Essa é uma novela que se desenrola por um ano e que chegou também ao Conselho Administrativo de Defesa Econômica (Cade). Mas agora está perto de uma conclusão na agência reguladora de telecomunicações. Na sexta-feira, 18 de agosto, a Anatel deve definir sua posição a favor ou contra o acordo.

A depender da decisão, a Winity pode se tornar inviável. A afirmação sobre a inviabilidade de negócio foi feita pela própria Winity, em documento enviado ao Conselho Administrativo de Defesa Econômica (Cade), que também analisa o acordo da companhia com a Telefônica.

“A não concretização da operação inviabilizaria a atuação da Winity como operadora de atacado, impedindo, consequentemente, a criação de um modelo inovador de negócios”, informa um trecho do documento, protocolado no Cade, no ano passado.

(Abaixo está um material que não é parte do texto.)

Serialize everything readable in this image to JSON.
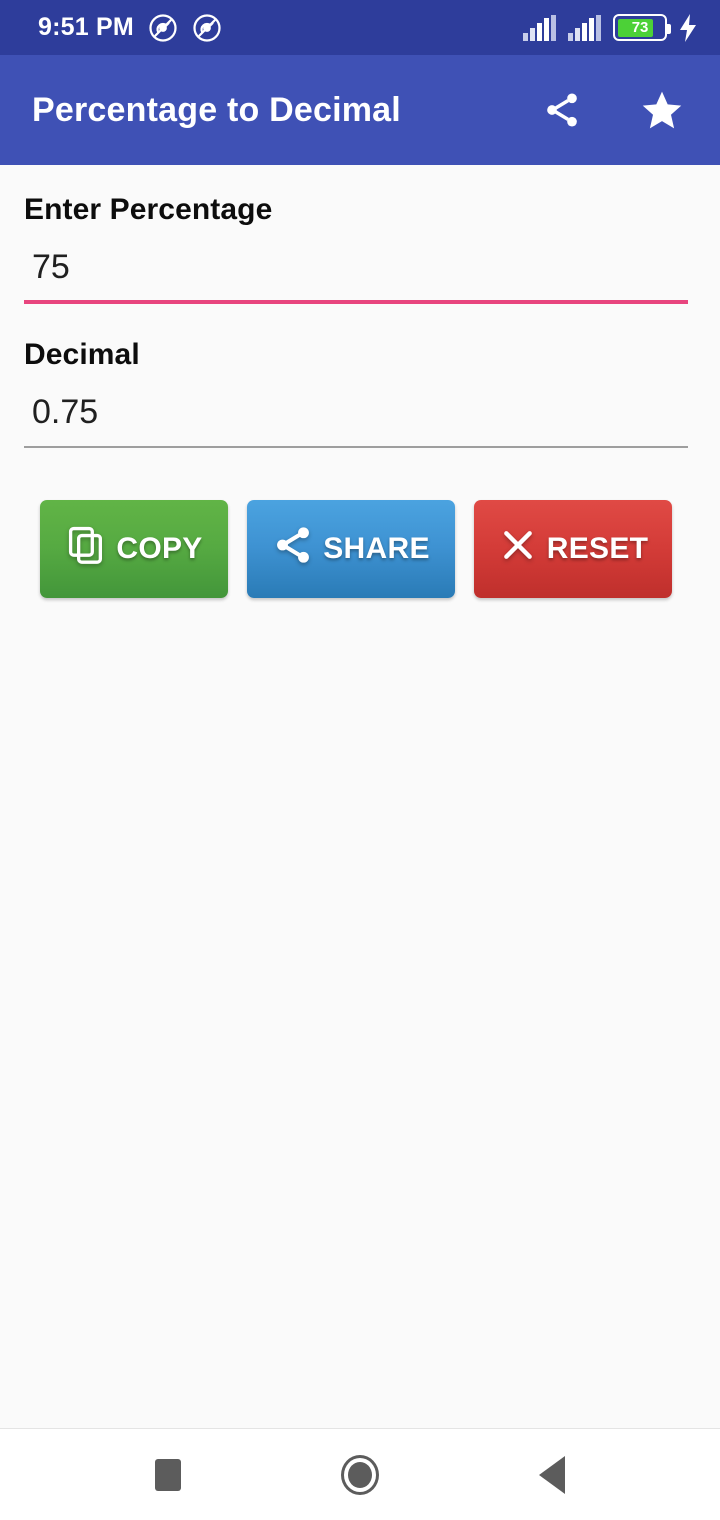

O mesmo documento diz que a “Winity não seria capaz de cumprir compromissos de cobertura dentro do prazo necessário e de forma financeira e economicamente sustentável, podendo levar, no limite, à devolução do espectro à Anatel”.

Se não conseguir aprovar o acordo, esse é mais uma revés do Pátria, que tem US$ 28,2 bilhões de ativos sob gestão. Recentemente, um fundo da gestora, o Special Opportunities II – FIP Multiestratégia, viu sua cota sair de R$ 10,55 para negativos R$ 301,04.

A cota negativa reflete os investimentos na Tecno, uma rede de 13 shoppings. O fundo era restrito a 53 investidores profissionais. Os sócios do Pátria fizeram um aporte aproximadamente R$ 16 milhões para encerrá-lo.

Em junho, um relatório do J.P. Morgan questionou a marcação de valor das empresas investidas do Pátria, considerando algumas delas infladas. Na época, o Pátria alegou que os analistas da instituição financeira americana trabalharam com dados considerados imperfeitos para fazer a avaliação.

Apesar desses dois fatos, o Pátria tem uma taxa de acerto de 95% de seus investimentos e, nos últimos 20 anos, obteve uma taxa de retorno dos investimentos (TIR) de quase 25% neste período.

Acordo polêmico

O acordo da Winity, além do aluguel de metade da faixa de frequência de 700 MHz comprada no leilão do 5G, prevê também que a Vivo disponibilize sua rede à Winity para cobertura de 1.012 trechos de rodovias e de 313 localidades, conforme obrigações assumidas na compra da rede em 700 MHz, no modelo de roaming.

Na prática, quanto mais uma empresa é dona de frequência, melhor a qualidade do serviço que pode ser prestado. No caso da frequência 700 MHz, hoje usada para o serviço 4G (e não 5G), ela permite menos investimentos na construção de antenas, as chamadas estações radiobases, pois têm maior cobertura.

Desde que foi anunciado, o acordo tem sido alvo de associações e empresas do setor. Em especial, os pequenos provedores que estão na Associação Neo, que reúne companhias como Brisanet, Unifique e Desktop, que têm capital aberto na B3.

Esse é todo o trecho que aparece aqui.